Hamsters are very popular pets for many reasons. First of all, they are adorable. Second, they are perfect for someone who can't have a dog or cat. Thirdly, they are very reasonably priced. And, well, number four is that they are quite clever.

Unfortunately, what goes along with being clever is that hamsters are excellent escape artists. Just when you think you are set to go to bed for the night, you discover that your hamster has figured out how to get out of the cage, and you now have a missing hamster on your hands.

How Hamsters Escape

Hamsters manage to escape from their cages all the time. Some hamsters are more likely to try escaping than others, though. It just depends on your pet's personality.
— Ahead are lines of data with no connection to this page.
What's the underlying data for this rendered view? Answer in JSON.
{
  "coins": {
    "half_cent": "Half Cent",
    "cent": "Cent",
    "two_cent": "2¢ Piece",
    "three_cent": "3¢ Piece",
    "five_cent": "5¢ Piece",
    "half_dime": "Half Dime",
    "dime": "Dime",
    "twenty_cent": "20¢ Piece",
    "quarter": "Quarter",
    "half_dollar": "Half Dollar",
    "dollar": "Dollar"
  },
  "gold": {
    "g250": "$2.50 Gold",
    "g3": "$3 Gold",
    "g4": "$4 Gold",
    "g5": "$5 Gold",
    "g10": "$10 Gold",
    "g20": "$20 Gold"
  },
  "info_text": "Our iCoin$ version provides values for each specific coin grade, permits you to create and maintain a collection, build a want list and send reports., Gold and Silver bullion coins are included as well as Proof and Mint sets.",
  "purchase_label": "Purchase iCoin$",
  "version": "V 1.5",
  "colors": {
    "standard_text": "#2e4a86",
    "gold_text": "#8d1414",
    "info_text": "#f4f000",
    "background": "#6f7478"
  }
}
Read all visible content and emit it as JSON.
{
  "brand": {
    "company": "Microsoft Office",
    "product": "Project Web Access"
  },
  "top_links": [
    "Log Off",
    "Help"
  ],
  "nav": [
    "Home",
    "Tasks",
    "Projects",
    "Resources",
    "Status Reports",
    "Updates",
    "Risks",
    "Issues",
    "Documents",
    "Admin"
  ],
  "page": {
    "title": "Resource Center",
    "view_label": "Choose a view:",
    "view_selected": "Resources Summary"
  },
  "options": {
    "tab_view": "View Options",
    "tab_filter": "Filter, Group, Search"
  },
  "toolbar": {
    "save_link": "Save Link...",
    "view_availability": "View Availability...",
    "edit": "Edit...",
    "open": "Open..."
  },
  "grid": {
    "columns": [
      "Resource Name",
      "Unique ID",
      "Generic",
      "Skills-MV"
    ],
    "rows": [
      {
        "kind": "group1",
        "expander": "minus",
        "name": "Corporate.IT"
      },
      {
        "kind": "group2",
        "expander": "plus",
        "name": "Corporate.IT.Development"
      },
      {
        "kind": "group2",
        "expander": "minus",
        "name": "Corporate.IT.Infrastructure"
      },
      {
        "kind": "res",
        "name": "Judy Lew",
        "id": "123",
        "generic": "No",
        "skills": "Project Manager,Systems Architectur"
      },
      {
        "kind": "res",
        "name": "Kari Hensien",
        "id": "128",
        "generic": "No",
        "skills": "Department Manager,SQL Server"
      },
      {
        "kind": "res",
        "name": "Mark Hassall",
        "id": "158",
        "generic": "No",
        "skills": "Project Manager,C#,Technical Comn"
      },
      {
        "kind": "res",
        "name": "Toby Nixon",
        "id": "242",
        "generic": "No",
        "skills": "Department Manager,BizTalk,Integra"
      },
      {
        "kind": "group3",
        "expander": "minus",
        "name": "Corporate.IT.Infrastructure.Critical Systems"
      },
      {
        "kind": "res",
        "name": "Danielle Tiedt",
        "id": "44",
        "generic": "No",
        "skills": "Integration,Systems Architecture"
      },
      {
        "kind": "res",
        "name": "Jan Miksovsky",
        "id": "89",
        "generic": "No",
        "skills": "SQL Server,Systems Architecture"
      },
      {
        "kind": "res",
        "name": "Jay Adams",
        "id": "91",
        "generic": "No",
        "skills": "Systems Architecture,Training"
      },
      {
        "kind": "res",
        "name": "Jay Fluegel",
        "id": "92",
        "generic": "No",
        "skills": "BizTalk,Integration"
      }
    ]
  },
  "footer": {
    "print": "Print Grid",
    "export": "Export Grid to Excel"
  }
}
In some instances, you might have a hamster that is smart enough to learn how to open the door to her cage. In other cases, you might have a hamster that has been gnawing her way through part of the cage and is basically breaking out of her little prison. Still, there are many instances when the pet owner simply forgets to shut the cage door. Also, you could have a cage that is just not secure enough. Hamsters can often chew open a cage attachment if given the chance.

Try Not to Panic!

No matter what the reason, when you have a missing hamster, you might panic. Honestly, that is not going to do any good at all. If you happen to see an empty cage, don't get upset yet. Sometimes, the hamster has just escaped and you can find her immediately. You can often find a hamster lingering in an area close to the cage. If not, you are going to have to conduct a search for the missing hamster.

Places Hamsters Like To Hide

Now is the time to start thinking like a hamster. Hamsters like to curl up in small spaces. They also like to hide under things. Some ideal hiding spots for your hamster are:

  • Shoes. If any shoes are left out, they love to crawl in them.
  • Closets. Open the closet doors and start rummaging through. Use a flashlight if necessary.
  • Kitchen appliances. Look under the stove, the fridge, and anything else the hamster could crawl under.
  • Furniture. Hamsters enjoy hiding under couches, futons, beds, dressers, entertainment centers, and so. Also, check to make sure your hamster did not somehow figure out how to crawl into the cushions or into a pillow case.
  • Boxes. If you have shoe boxes or other small boxes your hamster could crawl inside, check those out.
  • Blankets. Hamsters enjoy crawling under blankets. It's cozy—can you blame them?
  • Bathrooms. Some hamsters are obsessed with the bathroom. This is especially the case if you have a lot of nice-smelling shower gels, perfumes, etc.
  • Heaters. If you have a heater a hamster could easily get inside, and the heater is not too hot, there is a chance your hamster is in there. Use a flashlight for your search and pull the heater apart, if possible.
  • Basements. You might find it dark and creepy, but a hamster doesn't mind the dark. If you have a basement, you should check it out.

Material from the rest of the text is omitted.